Ironically enough, all US administrations have largely abandoned the fundamental principles underpinning the Declaration of Independence—and none more so than President Donald Trump’s administration. The country is on a very slippery path under Donald Trump’s imperial proto-fascism. Democracy is dying before our very own eyes, and Trump’s desire to reshape the world order not only creates more uncertainty and instability but risks opening a Pandora’s box.
It is in this context that the Declaration of Independence should serve as a stark reminder of the need for a call to action when a government, like the one represented by Donald Trump, acts illegally and unconstitutionally to weaken democratic institutions and engages purely in self-dealing while endangering our communities. We have a monstrous, tyrannical government in power that the People must stand up to with all their might before it ruins everything.

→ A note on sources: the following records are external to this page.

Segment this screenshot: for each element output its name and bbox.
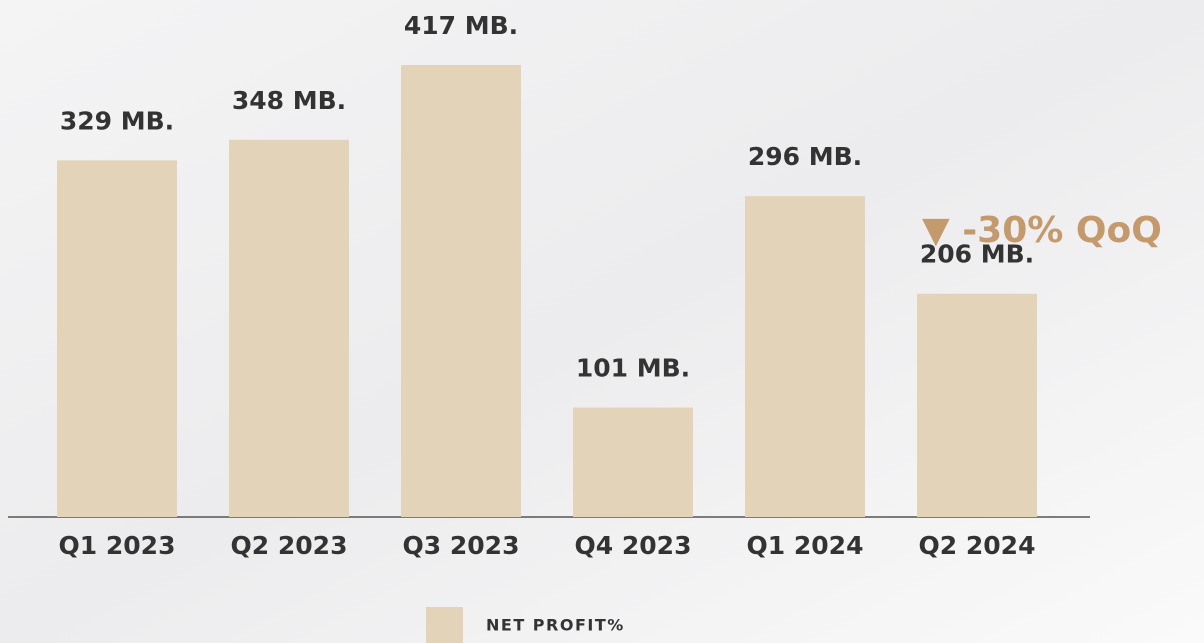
value-label: 296 MB.: [748, 142, 862, 171]
x-tick-label: Q2 2024: [919, 531, 1036, 560]
x-tick-label: Q2 2023: [231, 531, 348, 560]
x-tick-label: Q4 2023: [575, 531, 692, 560]
bar: [917, 293, 1037, 517]
value-label: 329 MB.: [60, 106, 174, 135]
value-label: 417 MB.: [404, 11, 518, 40]
bar: [573, 407, 693, 517]
bar: [745, 196, 865, 517]
legend-swatch: [426, 607, 463, 643]
legend-label: NET PROFIT%: [486, 616, 625, 635]
x-tick-label: Q3 2023: [403, 531, 520, 560]
x-tick-label: Q1 2023: [59, 531, 176, 560]
bar: [229, 139, 349, 517]
value-label: 348 MB.: [232, 86, 346, 115]
bar: [57, 160, 177, 517]
value-label: 101 MB.: [576, 354, 690, 383]
bar: [401, 65, 521, 517]
x-tick-label: Q1 2024: [747, 531, 864, 560]
annotation: ▼ -30% QoQ: [922, 210, 1162, 251]
value-label: 206 MB.: [920, 240, 1034, 269]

If we must, what we need to celebrate on the 250th anniversary since the signing of the Declaration of Independence is nothing more and nothing less than the basic principles and ideas behind this document, in an updated manner, of course, à la Ho Chi Minh, while being fully cognizant of the fact that we still have a long way to go to achieve equality in this country. That was not the intention of those who drafted and signed the Declaration of Independence; nonetheless, they gave the world a political and philosophical document for the ages.